Une décision choc. Le commissaire européen au Marché intérieur, Thierry Breton, a claqué la porte de la Commission européenne, lundi 16 septembre. L’ancien ministre français de l’Économie a expliqué sa décision dans une lettre adressée à la présidente Ursula von der Leyen et diffusée sur X. La lettre, au ton cinglant, est un exercice inhabituel dans le monde policier de la politique européenne. D’autant qu’elle va même jusqu’à accuser l’Allemand de « gouvernance douteuse »Si l’Elysée n’a pas tardé à réagir, annonçant quelques heures plus tard qu’il proposait le ministre démissionnaire des Affaires étrangères, Stéphane Séjourné, au poste de commissaire, l’événement n’en demeure pas moins inédit.

Mais que pouvait donc bien avoir Thierry Breton ? Très médiatisé, celui qui avait été proposé par Emmanuel Macron pour un second mandat était notamment connu pour ses attaques contre les géants du web et sa défense de l’industrie européenne. « Cette décision n’est pas très surprenante, car les relations entre Ursula von der Leyen et Thierry Breton n’étaient pas très bonnes. « C’est bien », a souligné auprès de franceinfo Sophie Pornschlegel, directrice d’études à l’Institut Jacques Delors de Bruxelles. La Française avait ainsi ouvertement critiqué la gouvernance du président allemand lors de la campagne pour les élections européennes du 9 juin. « Les relations entre von der Leyen et Breton étaient notoirement exécrables.confirme la députée européenne Horizons Nathalie Loiseau.

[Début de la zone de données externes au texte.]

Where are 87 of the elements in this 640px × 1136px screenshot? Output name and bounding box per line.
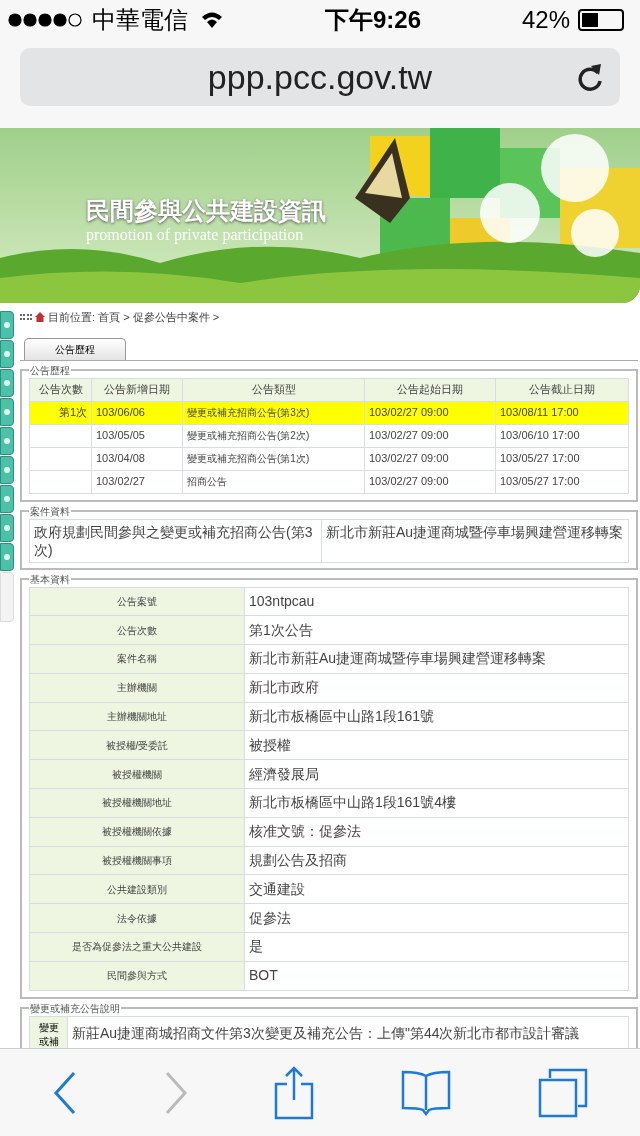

« C’était un pari risqué qu’il se présente au poste de commissaire. »

Nathalie Loiseau, députée européenne Horizons

à franceinfo

Le leader européen a parfois été critiqué pour sa manière de communiquer, faite d’éclairs sur les réseaux sociaux, mais aussi pour sa tendance « être perçu comme quelqu’un qui défend principalement les intérêts français, plutôt qu’européens »ajoute Sophie Pornschlegel. Les tensions entre la présidente et son commissaire sont évidentes dans la lettre de démission de Thierry Breton. Le Français accuse le dirigeant allemand d’avoir proposé son remplacement « ppour des raisons personnelles dont vous n’avez jamais discuté directement avec (lui)« . « C’est très inhabituel et constitue un affront direct au style de gouvernance d’Ursula von der Leyen, qu’elle considère comme pas assez collectif.résume le directeur des études de l’Institut Jacques Delors à Bruxelles.

Au-delà de la relation entre les deux hommes politiques, la démission de Thierry Breton met en lumière les difficultés d’Ursula von der Leyen à constituer le casting de sa nouvelle Commission. Réélue à sa tête en juillet, elle doit présenter mardi aux chefs de groupe du Parlement européen les noms et les portefeuilles des 27 nouveaux commissaires (un par État membre). Un exercice qui tient du numéro un, révélateur du poids des États membres, des forces politiques et des orientations de l’exécutif européen.

L’autorité du président avait été remise en question au cours de l’été. Sa demande de La proposition des Etats membres de lui envoyer deux noms, un homme et une femme, est restée lettre morte. La promesse d’un collège commun de commissaires s’est donc évanouie, ce qui a mis à mal la parole donnée par la cheffe conservatrice.

La démission de Thierry Breton est-elle une tentative de reprendre le contrôle ? Dans sa lettre, l’ancien commissaire affirme que le chef de l’exécutif européen « a demandé à la France de se retirer » son nom et « et a proposé, comme compromis politique, un portefeuille prétendument plus influent pour la France au sein du futur collège »De son côté, Ursula von der Leyen s’est contentée de remercier Thierry Breton « pour son travail »via un communiqué de son porte-parole. « Il est dans son intérêt d’avoir un collège de commissaires qui travaillent bien ensemble, ce qui n’a pas toujours été le cas en 2019. »analyse Sophie Pornschlegel.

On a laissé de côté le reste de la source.